Der gesetzliche Mindestlohn in Deutschland soll zum 1. Januar 2026 auf 13,90 Euro steigen – ein Jahr später dann auf 14,60 Euro. Das teilte die Mindestlohnkommission am Freitag in Berlin mit. Derzeit liegt die Lohnuntergrenze bei 12,82 Euro.

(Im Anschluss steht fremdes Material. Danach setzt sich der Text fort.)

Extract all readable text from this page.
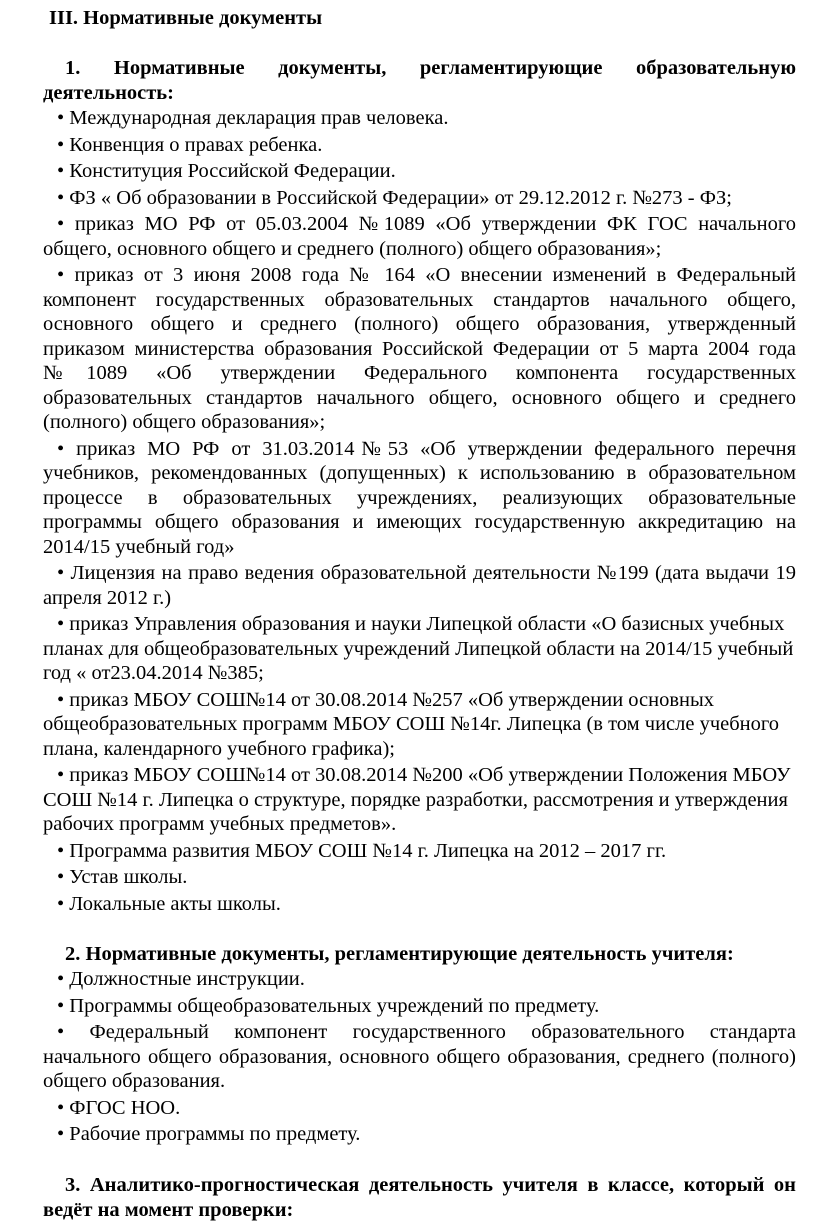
III. Нормативные документы

1. Нормативные документы, регламентирующие образовательную деятельность:

• Международная декларация прав человека.

• Конвенция о правах ребенка.

• Конституция Российской Федерации.

• ФЗ « Об образовании в Российской Федерации» от 29.12.2012 г. №273 - ФЗ;

• приказ МО РФ от 05.03.2004 №1089 «Об утверждении ФК ГОС начального общего, основного общего и среднего (полного) общего образования»;

• приказ от 3 июня 2008 года № 164 «О внесении изменений в Федеральный компонент государственных образовательных стандартов начального общего, основного общего и среднего (полного) общего образования, утвержденный приказом министерства образования Российской Федерации от 5 марта 2004 года №1089 «Об утверждении Федерального компонента государственных образовательных стандартов начального общего, основного общего и среднего (полного) общего образования»;

• приказ МО РФ от 31.03.2014№53 «Об утверждении федерального перечня учебников, рекомендованных (допущенных) к использованию в образовательном процессе в образовательных учреждениях, реализующих образовательные программы общего образования и имеющих государственную аккредитацию на 2014/15 учебный год»

• Лицензия на право ведения образовательной деятельности №199 (дата выдачи 19 апреля 2012 г.)

• приказ Управления образования и науки Липецкой области «О базисных учебных планах для общеобразовательных учреждений Липецкой области на 2014/15 учебный год « от23.04.2014 №385;

• приказ МБОУ СОШ№14 от 30.08.2014 №257 «Об утверждении основных общеобразовательных программ МБОУ СОШ №14г. Липецка (в том числе учебного плана, календарного учебного графика);

• приказ МБОУ СОШ№14 от 30.08.2014 №200 «Об утверждении Положения МБОУ СОШ №14 г. Липецка о структуре, порядке разработки, рассмотрения и утверждения рабочих программ учебных предметов».

• Программа развития МБОУ СОШ №14 г. Липецка на 2012 – 2017 гг.

• Устав школы.

• Локальные акты школы.

2. Нормативные документы, регламентирующие деятельность учителя:

• Должностные инструкции.

• Программы общеобразовательных учреждений по предмету.

• Федеральный компонент государственного образовательного стандарта начального общего образования, основного общего образования, среднего (полного) общего образования.

• ФГОС НОО.

• Рабочие программы по предмету.

3. Аналитико-прогностическая деятельность учителя в классе, который он ведёт на момент проверки:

Was der Koalitionsvertrag wirklich vorsah
Die Kommission blieb damit deutlich unter der Zielmarke, die vor allem die SPD ausgegeben hatte. Die Sozialdemokraten hatten angekündigt, der Mindestlohn werde noch 2026 auf 15 Euro steigen. Diese Marke wird nun nicht einmal bis 2027 erreicht. Im Koalitionsvertrag von SPD und Union war davon die Rede, dass eine solche Höhe im Jahr 2026 „erreichbar“ sei.
Gesetzlich geregelt ist, dass die Kommission alle zwei Jahre einen Vorschlag zur Erhöhung des Mindestlohns vorlegt, den die Bundesregierung dann durch eine Rechtsverordnung verbindlich macht. Die Regierung kann dabei nicht eigenständig eine andere Höhe festsetzen.
Wie die Höhe des Mindestlohns festgelegt wird
Die Höhe der Lohnuntergrenze wird von unabhängigen Experten der Tarifpartner sowie von Wissenschaftlern ermittelt. Entscheidende Faktoren für die Lohnuntergrenze sind die zurückliegende Entwicklung der Tariflöhne in Deutschland, errechnet durch das Statistische Bundesamt. Zudem dient der mittlere Lohn als Ausgleichsgröße, denn als angemessener Mindestlohn gelten 60 Prozent des nationalen Medianlohns, also des statistisch errechneten mittleren Lohns. So soll vermieden werden, dass künftig noch mehr Menschen durch Armut gefährdet sind.
Die Kommissionsvorsitzende Christiane Schönefeld sagte, der einstimmig gefasste Beschluss sei ein Kompromiss. Er biete den Beschäftigten Schutz und sei für die Betriebe in der aktuell schwierigen wirtschaftlichen Situation tragbar. Schönefeld sprach von einer „tragfähigen Lösung“, die die Sozialpartner in der Kommission gefunden hätten. Die „sehr schwierigen Gespräche“ seien durch öffentliche Äußerungen zusätzlich erschwert worden.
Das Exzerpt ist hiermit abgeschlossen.